How then can we communicate well if our audience can’t be trusted to speak up when it is confused? There is only one sure-fire solution, and that is to assume very little of the audience. You must be pessimistic, assuming that everything you say is lost on the audience. You must drive home every single point with ruthless drive and determination. You must be a defensive driver, imagining what is going on in the mind of the audience, trying to guess where they might be tripped up next. This is the only way to communicate with confidence.

It is a hard lesson to learn, but the computer provides an excellent training ground. It assumes nothing, knows nothing. It has no context with which it can second-guess what you really meant to say. It can respond to your commands only in their absolute, literal sense.
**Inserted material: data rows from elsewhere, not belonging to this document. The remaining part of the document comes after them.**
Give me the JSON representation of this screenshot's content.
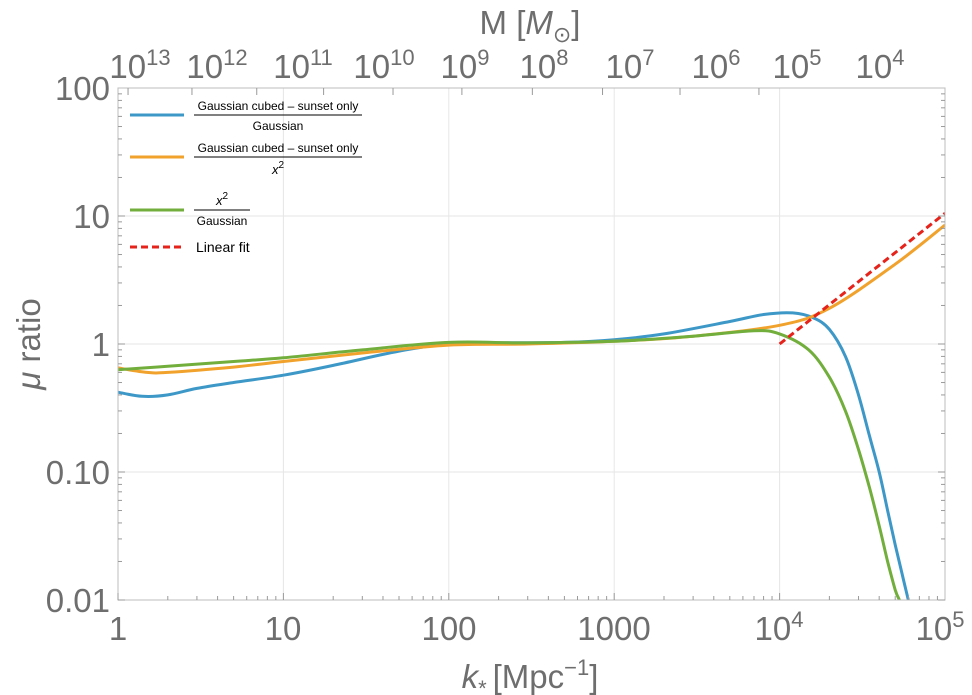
{
  "chart_data": {
    "type": "line",
    "xscale": "log",
    "yscale": "log",
    "xlim": [
      1,
      100000
    ],
    "ylim": [
      0.01,
      100
    ],
    "xlabel": {
      "main": "k",
      "sub": "*",
      "unit": "[Mpc",
      "exp": "−1",
      "close": "]"
    },
    "ylabel": {
      "symbol": "μ",
      "text": " ratio"
    },
    "top_axis_label": {
      "main": "M [",
      "symbol": "M",
      "sub": "⊙",
      "close": "]"
    },
    "x_ticks": [
      {
        "value": 1,
        "label": "1"
      },
      {
        "value": 10,
        "label": "10"
      },
      {
        "value": 100,
        "label": "100"
      },
      {
        "value": 1000,
        "label": "1000"
      },
      {
        "value": 10000,
        "base": "10",
        "exp": "4"
      },
      {
        "value": 100000,
        "base": "10",
        "exp": "5"
      }
    ],
    "y_ticks": [
      {
        "value": 0.01,
        "label": "0.01"
      },
      {
        "value": 0.1,
        "label": "0.10"
      },
      {
        "value": 1,
        "label": "1"
      },
      {
        "value": 10,
        "label": "10"
      },
      {
        "value": 100,
        "label": "100"
      }
    ],
    "top_ticks": [
      {
        "k": 1.15,
        "base": "10",
        "exp": "13"
      },
      {
        "k": 2.8,
        "base": "10",
        "exp": "12"
      },
      {
        "k": 6.9,
        "base": "10",
        "exp": "11"
      },
      {
        "k": 17.5,
        "base": "10",
        "exp": "10"
      },
      {
        "k": 46,
        "base": "10",
        "exp": "9"
      },
      {
        "k": 120,
        "base": "10",
        "exp": "8"
      },
      {
        "k": 320,
        "base": "10",
        "exp": "7"
      },
      {
        "k": 850,
        "base": "10",
        "exp": "6"
      },
      {
        "k": 2500,
        "base": "10",
        "exp": "5"
      },
      {
        "k": 7500,
        "base": "10",
        "exp": "4"
      }
    ],
    "series": [
      {
        "name": "Gaussian cubed – sunset only / Gaussian",
        "legend_numerator": "Gaussian cubed – sunset only",
        "legend_denominator": "Gaussian",
        "color": "#3d98c8",
        "dash": "",
        "points": [
          [
            1,
            0.42
          ],
          [
            1.4,
            0.39
          ],
          [
            2,
            0.4
          ],
          [
            3,
            0.45
          ],
          [
            5,
            0.5
          ],
          [
            10,
            0.57
          ],
          [
            20,
            0.68
          ],
          [
            50,
            0.88
          ],
          [
            100,
            1.0
          ],
          [
            200,
            1.02
          ],
          [
            500,
            1.03
          ],
          [
            1000,
            1.08
          ],
          [
            2000,
            1.2
          ],
          [
            5000,
            1.5
          ],
          [
            8000,
            1.7
          ],
          [
            12000,
            1.75
          ],
          [
            16000,
            1.6
          ],
          [
            20000,
            1.3
          ],
          [
            25000,
            0.8
          ],
          [
            30000,
            0.4
          ],
          [
            35000,
            0.19
          ],
          [
            40000,
            0.1
          ],
          [
            45000,
            0.05
          ],
          [
            50000,
            0.027
          ],
          [
            55000,
            0.016
          ],
          [
            60000,
            0.01
          ]
        ]
      },
      {
        "name": "Gaussian cubed – sunset only / x²",
        "legend_numerator": "Gaussian cubed – sunset only",
        "legend_denominator": "x",
        "legend_denominator_exp": "2",
        "color": "#f0a22c",
        "dash": "",
        "points": [
          [
            1,
            0.65
          ],
          [
            1.5,
            0.6
          ],
          [
            2,
            0.6
          ],
          [
            5,
            0.66
          ],
          [
            10,
            0.73
          ],
          [
            30,
            0.85
          ],
          [
            100,
            0.98
          ],
          [
            300,
            1.0
          ],
          [
            1000,
            1.05
          ],
          [
            3000,
            1.15
          ],
          [
            10000,
            1.4
          ],
          [
            20000,
            1.9
          ],
          [
            50000,
            4.2
          ],
          [
            100000,
            8.5
          ]
        ]
      },
      {
        "name": "x² / Gaussian",
        "legend_numerator": "x",
        "legend_numerator_exp": "2",
        "legend_denominator": "Gaussian",
        "color": "#72ae3c",
        "dash": "",
        "points": [
          [
            1,
            0.63
          ],
          [
            2,
            0.67
          ],
          [
            5,
            0.73
          ],
          [
            10,
            0.78
          ],
          [
            30,
            0.9
          ],
          [
            100,
            1.03
          ],
          [
            300,
            1.02
          ],
          [
            1000,
            1.05
          ],
          [
            3000,
            1.15
          ],
          [
            7000,
            1.27
          ],
          [
            10000,
            1.2
          ],
          [
            15000,
            0.9
          ],
          [
            20000,
            0.55
          ],
          [
            25000,
            0.3
          ],
          [
            30000,
            0.15
          ],
          [
            35000,
            0.075
          ],
          [
            40000,
            0.038
          ],
          [
            45000,
            0.02
          ],
          [
            50000,
            0.012
          ],
          [
            53000,
            0.01
          ]
        ]
      },
      {
        "name": "Linear fit",
        "legend_label": "Linear fit",
        "color": "#e5231b",
        "dash": "7,4",
        "points": [
          [
            10000,
            1.0
          ],
          [
            100000,
            10.5
          ]
        ]
      }
    ]
  }
}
It will indeed drive you crazy. But it will also discipline you to think hard about exactly what you say. It is a sobering experience to have so many of your commands rejected as syntax errors — you never knew you were so sloppy a communicator. But once you learn to express yourself clearly and carefully, you will find that the number of syntax errors you generate will fall.

The lesson you learn in the process will benefit you in many areas other than computers. Precise communications are important in almost everything we do. How many arguments have you endured that were started by a misunderstanding? How many foul-ups have you gotten into because somebody didn’t express themselves exactly? I well remember the time my father drove 30 miles to pick me up “at the Doggie Diner on Main Street”. Neither of us knew that there were two Doggie Diners on Main Street. He went to one, I went to the other. If I had been more specific, the screwup would never have developed.

The most powerful demonstration of the crucial importance of precise communications is provided by an airline accident some years ago. As I recall, the tower had instructed the pilot, "Come down 3000". This was an ambiguous instruction; was the pilot instructed to come down to 3000 feet, or was he ordered to come down by 3000 feet? The pilot assumed the former, but the tower meant the latter. The pilot came down to 3000 feet; there was a mountain at 3200 feet; there were no survivors. Precise communications can be a matter of life and death.